Se Abbas rimane al potere a breve termine, il primo scenario possibile è tenere elezioni presidenziali e legislative in Cisgiordania, nella Striscia di Gaza e a Gerusalemme come deciso nell’accordo del Cairo. Tuttavia questa eventualità è improbabile alla luce delle profonde divisioni e della diffidenza tra Fatah e Hamas. Il secondo scenario è tenere le elezioni presidenziali e legislative quando possibile, e se Gaza dovesse boicottarle, le elezioni sarebbero organizzate in Cisgiordania. Anche questa è un’ipotesi improbabile, in quanto approfondirebbe le divisioni e accentuerebbe le probabilità di una secessione. Oltretutto Israele non acconsentirebbe a tenere le elezioni a Gerusalemme, il che favorirebbe la separazione di Gerusalemme.

Se Abbas si dimettesse, ci sarebbe una serie di possibili scenari, compreso che il presidente della Corte Costituzionale diventi il presidente dell’ANP fino alle elezioni, o che la presidenza dell’ANP venga assegnata al Comitato Esecutivo dell’OLP, con il segretario dell’OLP come presidente interinale. C’è anche un’ipotesi che è più pratica e logica, benché non sia costituzionale o legale: il primo ministro, nelle sue funzioni di capo del potere esecutivo, assume i poteri del presidente dell’ANP. Le elezioni presidenziali e legislative si tengono entro 60 giorni e necessitano del consenso nazionale. Tuttavia, una simile prospettiva, benché sia la più logica, è praticamente impossibile date le attuali divisioni.

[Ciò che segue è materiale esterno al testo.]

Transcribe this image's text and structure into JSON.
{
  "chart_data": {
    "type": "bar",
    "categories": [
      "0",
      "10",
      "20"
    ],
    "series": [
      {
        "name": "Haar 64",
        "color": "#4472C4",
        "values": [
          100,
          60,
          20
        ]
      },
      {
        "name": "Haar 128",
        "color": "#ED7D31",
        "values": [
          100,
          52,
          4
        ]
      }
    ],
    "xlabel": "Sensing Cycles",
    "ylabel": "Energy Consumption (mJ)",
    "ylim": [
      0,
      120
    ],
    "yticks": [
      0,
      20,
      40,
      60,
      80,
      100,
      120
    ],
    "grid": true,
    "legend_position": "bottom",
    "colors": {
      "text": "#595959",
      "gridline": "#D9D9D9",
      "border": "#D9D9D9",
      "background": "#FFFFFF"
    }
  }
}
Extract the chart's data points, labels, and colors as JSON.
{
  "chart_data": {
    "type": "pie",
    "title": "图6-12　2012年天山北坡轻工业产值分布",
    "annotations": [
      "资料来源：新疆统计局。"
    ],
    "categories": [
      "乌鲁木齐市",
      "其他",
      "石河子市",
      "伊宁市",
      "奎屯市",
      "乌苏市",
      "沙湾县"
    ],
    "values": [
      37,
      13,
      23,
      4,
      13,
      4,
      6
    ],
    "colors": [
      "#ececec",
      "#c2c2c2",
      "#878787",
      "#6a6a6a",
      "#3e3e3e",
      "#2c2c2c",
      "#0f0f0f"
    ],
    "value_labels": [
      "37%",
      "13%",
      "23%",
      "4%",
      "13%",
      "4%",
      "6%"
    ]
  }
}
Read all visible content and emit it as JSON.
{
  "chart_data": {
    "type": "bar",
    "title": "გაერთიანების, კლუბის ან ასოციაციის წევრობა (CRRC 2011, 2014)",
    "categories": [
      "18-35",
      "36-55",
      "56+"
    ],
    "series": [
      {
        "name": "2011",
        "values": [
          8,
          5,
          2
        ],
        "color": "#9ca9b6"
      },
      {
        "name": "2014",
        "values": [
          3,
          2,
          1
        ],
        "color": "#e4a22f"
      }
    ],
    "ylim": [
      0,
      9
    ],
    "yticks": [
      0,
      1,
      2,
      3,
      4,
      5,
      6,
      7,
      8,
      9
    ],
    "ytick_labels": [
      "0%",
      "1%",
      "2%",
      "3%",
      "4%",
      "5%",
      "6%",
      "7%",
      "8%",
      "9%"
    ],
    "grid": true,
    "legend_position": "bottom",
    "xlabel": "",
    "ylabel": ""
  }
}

Quindi tutte le forze politiche devono essere invitate a un dialogo serio per mettere a punto i meccanismi necessari per superare le attuali divisioni, attuare l’accordo del Cairo e tenere elezioni presidenziali e legislative prima che Abbas dia le dimissioni. I palestinesi hanno anche bisogno di convocare la struttura della dirigenza provvisoria dell’OLP e il comitato incaricato di riformare l’OLP per ripristinare il Consiglio Nazionale Palestinese e tenere una seduta, riunendo tutti i partiti, comprese Hamas e la Jihad Islamica. Devono essere formati il Comitato Centrale dell’OLP e il Comitato Esecutivo e nominato un nuovo presidente. A più lungo termine i palestinesi devono consolidare lo Stato di Palestina riconosciuto dall’ONU creando un’assemblea costituente composta da membri del Comitato Centrale, del Consiglio Legislativo, del governo e del Comitato esecutivo per stilare una costituzione palestinese ed eleggere un presidente.

Note:

  1. Takfir è accusare una persona di essere un infedele ed è diventata un’ideologia fondamentale dei gruppi militanti (vedi ad esempio Oxford Islamic Studies e Le Monde Diplomatique)

  2. Haytham Al-Zubi ha proposto quest’ipotesi di accordo in un editoriale del 2013. Vedi “Calm Constitutional Advice to the Palestinian President,” Al-Quds, 20 luglio 2013.